I’ve got some high quality TE = 80 ms data from some collaborators. In the basis set I initially received with the data the signal is modelled very nicely except in the 3.77 region (and the 3.9 Cr peak).
It was suggested that this basis set was missing GSH, with the Glycine moiety singlet accounting for the missing peak. I tried fitting with this, and indeed the fitting is then better in that region, but only with much worse fitting around the NAA multiplets at 2.5 ppm, because of the Glutamate moiety multiplet of GSH at 2.54-ish ppm.
Any thoughts of what is going on? Is that missing peak at 3.77 really GSH, or is there some other metabolite we aren’t considering. Healthy participant at 7T. Basis set contains:
We’ve seen some consistently funny things going on in that region. We found that Osprey and mI both don’t particularly handle the mI signal itself very well (this is from our LCModel/Osprey/Tarquin comparison paper Comparison of different linear-combination modeling algorithms for short-TE proton spectra - PMC):
I initially suspected that something might be wrong with the spin system definition, but LCModel handles that region relatively gracefully. There is an MM resonance in that region that clearly shows up in all measured MM data I’ve seen, but is unaccounted for in the default MM parametrization in LCModel. It’s possible that the LCModel baseline model is better at reconciling this heavily overlapped region than Osprey or Tarquin, both of which are a little more rigid.
You probably don’t include any MMs in this mid-TE data at all, do you? Could an MM36 peak solve it?
PS: We used Asc, Asp, Cr, CrCH2, GABA, GPC, GSH, Gln, Glu, mI, Lac, NAA, NAAG, PCh, PCr, PE, sI, Tau.
Glycine might be worth a shot to dial down the mI a notch and loosen the whole region up a little?!
How about alanine? It has a shift at 3.77 ppm.
That’s a quartet - Ala also has a doublet at ~1.5 ppm, not sure I see a lot of signal there that would be consistent with Ala fitting a substantial bit of the 3.77 ppm peak in these data here.
@Meredith I think that Alanine peak is a quartet with quite strong scalar coupling, so I don’t think it will really match what looks like (in the residual) a singlet peak.
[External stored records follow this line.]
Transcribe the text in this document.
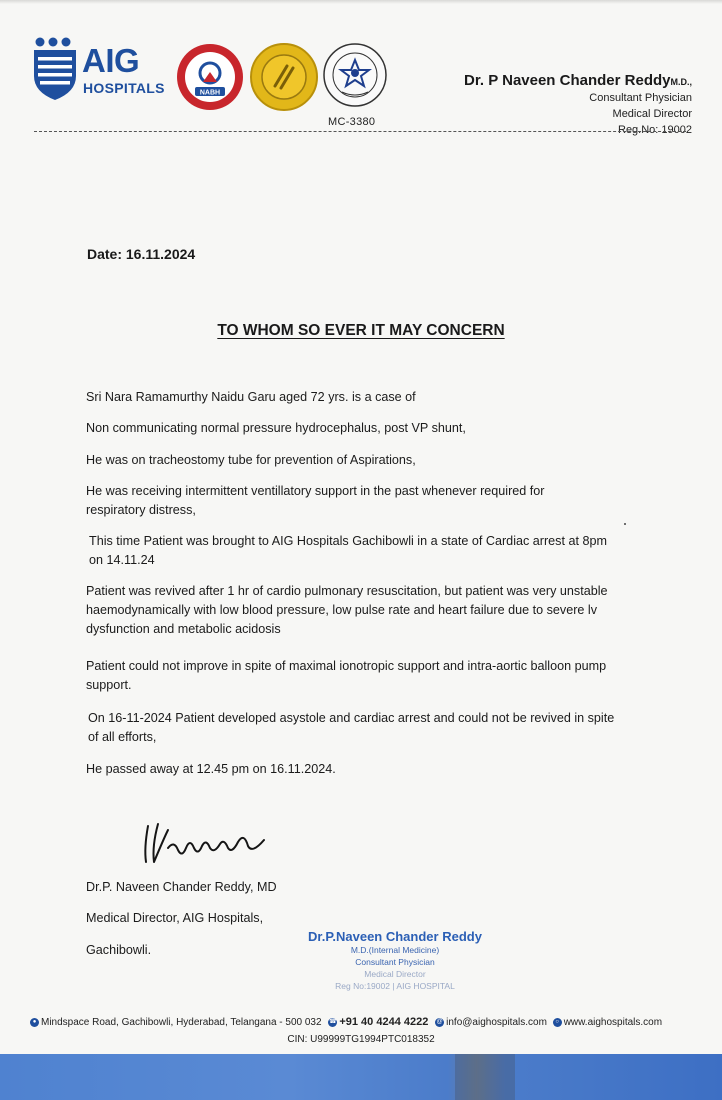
AIG
HOSPITALS	NABH
MC-3380
Dr. P Naveen Chander ReddyM.D.,
Consultant Physician
Medical Director
Reg.No: 19002
Date: 16.11.2024
TO WHOM SO EVER IT MAY CONCERN
Sri Nara Ramamurthy Naidu Garu aged 72 yrs. is a case of
Non communicating normal pressure hydrocephalus, post VP shunt,
He was on tracheostomy tube for prevention of Aspirations,
He was receiving intermittent ventillatory support in the past whenever required for respiratory distress,
This time Patient was brought to AIG Hospitals Gachibowli in a state of Cardiac arrest at 8pm on 14.11.24
Patient was revived after 1 hr of cardio pulmonary resuscitation, but patient was very unstable haemodynamically with low blood pressure, low pulse rate and heart failure due to severe lv dysfunction and metabolic acidosis
Patient could not improve in spite of maximal ionotropic support and intra-aortic balloon pump support.
On 16-11-2024 Patient developed asystole and cardiac arrest and could not be revived in spite of all efforts,
He passed away at 12.45 pm on 16.11.2024.
Dr.P. Naveen Chander Reddy, MD
Medical Director, AIG Hospitals,
Gachibowli.
Dr.P.Naveen Chander Reddy
M.D.(Internal Medicine)
Consultant Physician
Medical Director
Reg No:19002 | AIG HOSPITAL
● Mindspace Road, Gachibowli, Hyderabad, Telangana - 500 032 ☎ +91 40 4244 4222 @ info@aighospitals.com ○ www.aighospitals.com
CIN: U99999TG1994PTC018352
@admin Why do you think the mI issue isn’t something wrong in the spin system definition? I regularly now shift the mI basis -0.01 ppm and get much nicer fits with it. E.g. here it really matches the peak shapes.
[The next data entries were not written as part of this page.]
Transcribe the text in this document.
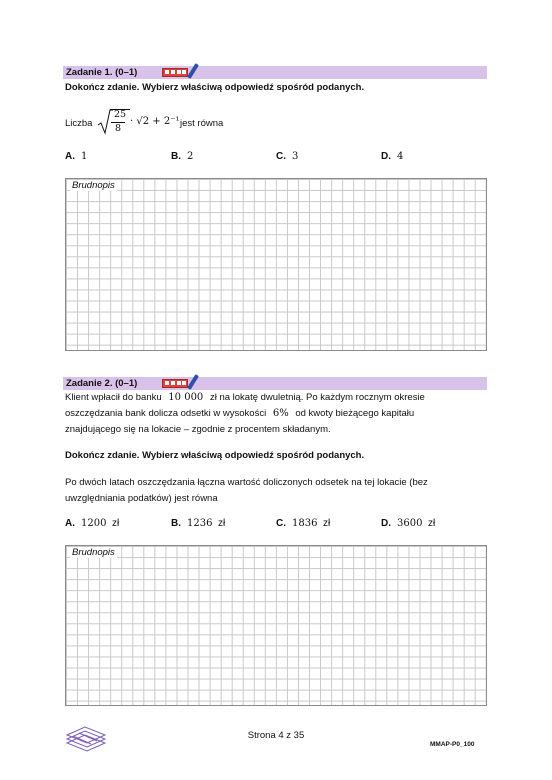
Zadanie 1. (0–1)
Dokończ zdanie. Wybierz właściwą odpowiedź spośród podanych.
Liczba
25
8
· √2 + 2⁻¹ jest równa
A. 1	B. 2	C. 3	D. 4
Brudnopis
Zadanie 2. (0–1)
Klient wpłacił do banku 10 000 zł na lokatę dwuletnią. Po każdym rocznym okresie
oszczędzania bank dolicza odsetki w wysokości 6% od kwoty bieżącego kapitału
znajdującego się na lokacie – zgodnie z procentem składanym.
Dokończ zdanie. Wybierz właściwą odpowiedź spośród podanych.
Po dwóch latach oszczędzania łączna wartość doliczonych odsetek na tej lokacie (bez
uwzględniania podatków) jest równa
A. 1200 zł	B. 1236 zł	C. 1836 zł	D. 3600 zł
Brudnopis
Strona 4 z 35
MMAP-P0_100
I think LCModel just gets away with it due to the very high flexibility of the model.
I’ll definitely have a look at the MM idea. However, we can just about see the 0.9 MMs here so unless the MM36 peak is very well defined, I’d be somewhat surprised.
Thanks @admin and @wclarke for the explanation!
Well… certainly possible that the spin system is off. We should ask Ivan Tkac But Tarquin and Osprey also both allow individual metabolites to shift a little, so it shouldn’t be a problem.
The other thought I had was… do you have a negative CrCH2 correction term at 3.9 ppm to account for different relaxation rates (or a water suppression tail eating in there)? There could be an interaction between the 3.9 ppm Cr peak constraining the 3 ppm Cr peak that might give the GSH too little space to breathe… what are the GSH estimates you get if you include it?
We should add those sort of questions to screening forms.
The CrCH2 is a good call. That’s very obviously something which is also not right in the fit and I should see what fixing that does.